Todo o procedimento dura em torno de três horas.
A paciente continua com o molde e com uma sonda urinária
e faz uma dieta para não evacuar nos sete dias
seguintes. Quem mora perto do hospital pode ter alta
após o segundo ou terceiro dia. “A gratificação
que você tem é imensa. A aparência
da vulva é realmente muito boa. Um médico
do hospital não acreditou no que viu e pediu
para fazer um toque. Ficou ainda mais surpreso”,
lembra Sabino.
O procedimento não depende apenas da ação
do cirurgião.
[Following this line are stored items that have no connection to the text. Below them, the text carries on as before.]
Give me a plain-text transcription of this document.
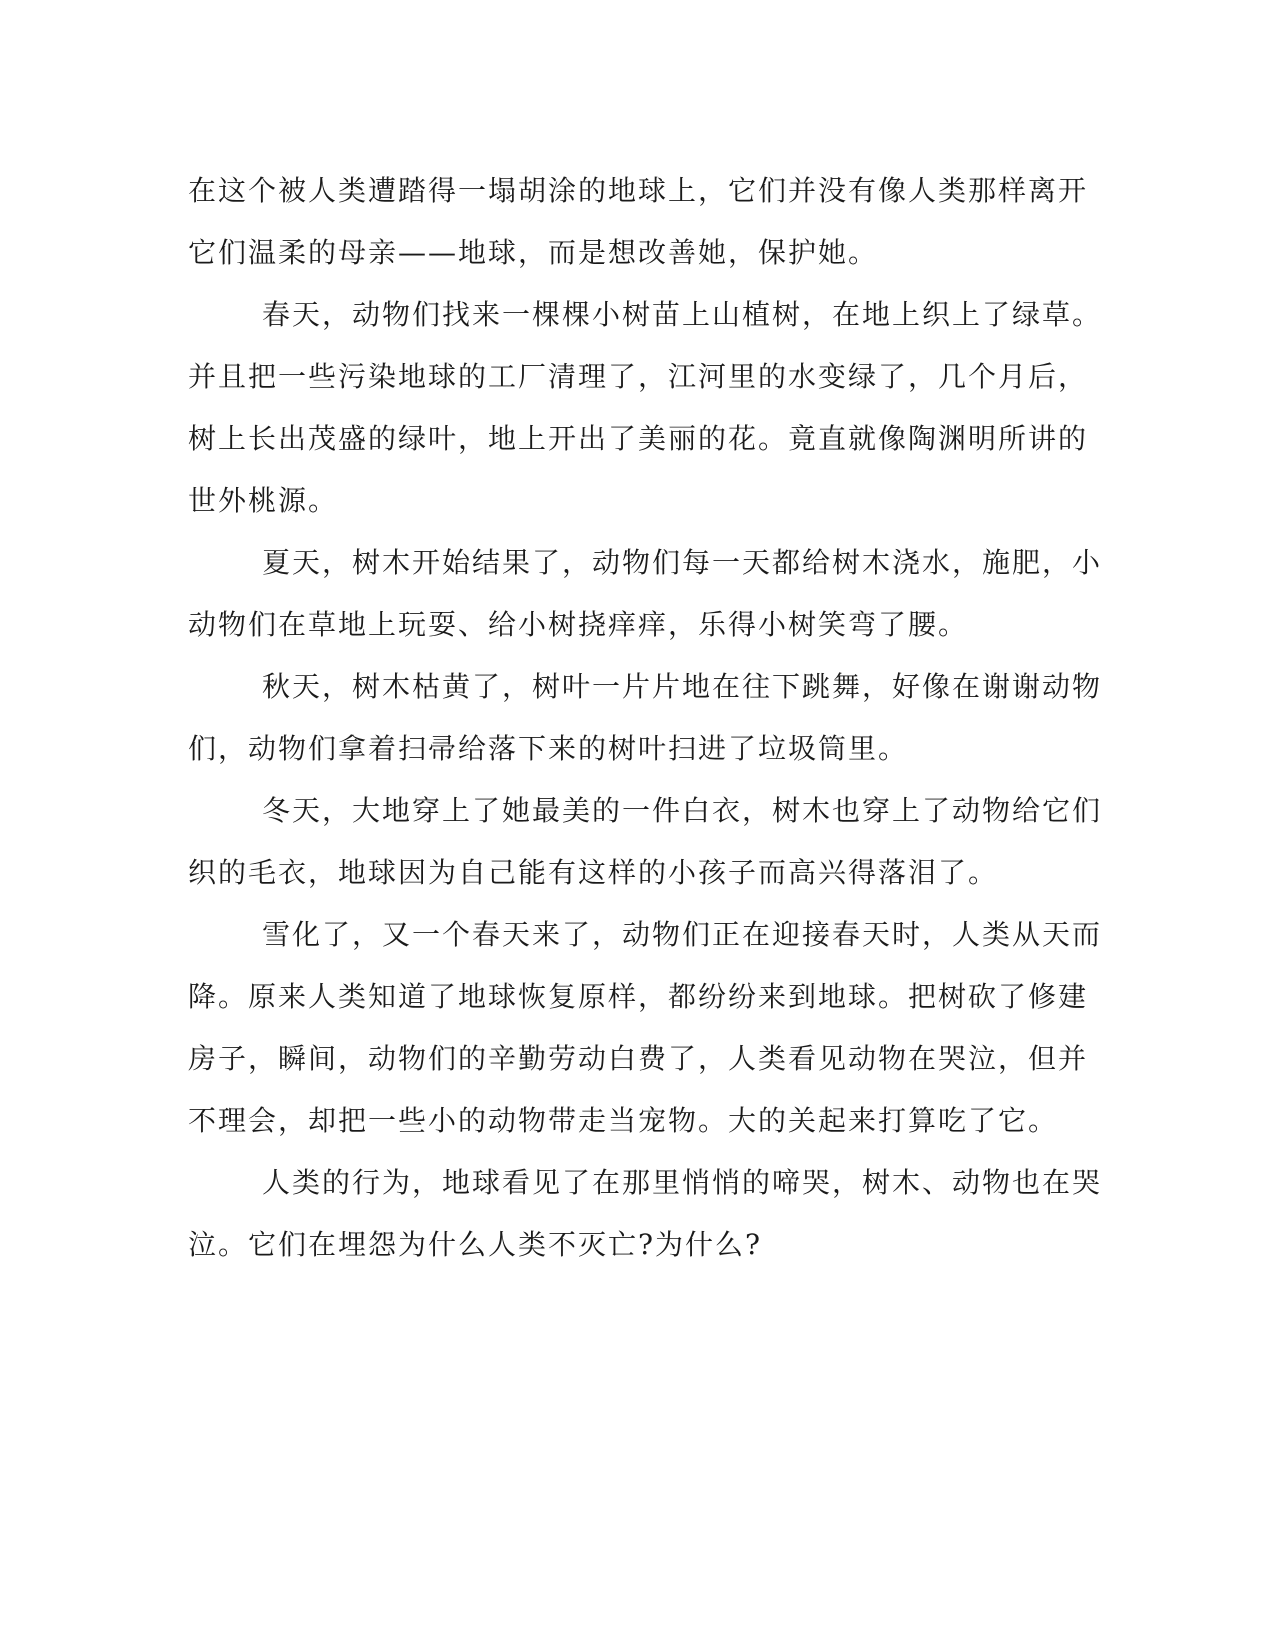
在这个被人类遭踏得一塌胡涂的地球上，它们并没有像人类那样离开
它们温柔的母亲——地球，而是想改善她，保护她。
春天，动物们找来一棵棵小树苗上山植树，在地上织上了绿草。
并且把一些污染地球的工厂清理了，江河里的水变绿了，几个月后，
树上长出茂盛的绿叶，地上开出了美丽的花。竟直就像陶渊明所讲的
世外桃源。
夏天，树木开始结果了，动物们每一天都给树木浇水，施肥，小
动物们在草地上玩耍、给小树挠痒痒，乐得小树笑弯了腰。
秋天，树木枯黄了，树叶一片片地在往下跳舞，好像在谢谢动物
们，动物们拿着扫帚给落下来的树叶扫进了垃圾筒里。
冬天，大地穿上了她最美的一件白衣，树木也穿上了动物给它们
织的毛衣，地球因为自己能有这样的小孩子而高兴得落泪了。
雪化了，又一个春天来了，动物们正在迎接春天时，人类从天而
降。原来人类知道了地球恢复原样，都纷纷来到地球。把树砍了修建
房子，瞬间，动物们的辛勤劳动白费了，人类看见动物在哭泣，但并
不理会，却把一些小的动物带走当宠物。大的关起来打算吃了它。
人类的行为，地球看见了在那里悄悄的啼哭，树木、动物也在哭
泣。它们在埋怨为什么人类不灭亡?为什么?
Uma equipe multidisciplinar, formada
por ginecologista, psiquiatra, psicólogo e urologista,
atende a paciente para que sejam cumpridas todas as
determinações do Conselho Federal de Medicina,
que trata desse tipo de cirurgia na
resolução
de número 1.652, de seis de novembro de 2002.
De acordo com a legislação em vigor, devem
ser obedecidos critérios mínimos para
a realização da neo-vaginoplastia. Primeiro,
a paciente deve demonstrar um desconforto no “sexo
anatômico natural”. Para doutor Sabino,
isso é facilmente percebido: “Eles não
conseguem sequer chamar o nome pênis ou um nome
similar. Se referem ao órgão muitas vezes
como
essa coisa”. O psiquiatra da equipe,
Roberto Faustino, acrescenta que é preciso que
a pessoa expresse o desejo pela eliminação
dos genitais. “Além disso, é necessário
se comprovar a permanência de um distúrbio
de forma por pelo menos dois anos, ou seja, o indivíduo
psicologicamente não se sente como homem, mas
como mulher”, alega, com cópia da resolução
em mãos.
Ser ativo ou passivo não é critério
de diagnóstico de exclusão. “Alguns
passaram um período se vestindo de forma masculina,
por exemplo, por pressão dos pais. Existe um
período de transição que deve ser
considerado. Mas deve ficar claro que a cirurgia não
é voltada para quem apenas se traveste por ofício
e não por opção sexual. O psiquiatra
lembra ainda que é exigida a idade superior aos
21 anos e ausência de transtorno mental. A pessoa
também deve escrever de próprio punho
e assinar o chamado
consentimento livre e esclarecido,
que atesta as responsabilidades sobre a mudança
irreversível de seu órgão sexual.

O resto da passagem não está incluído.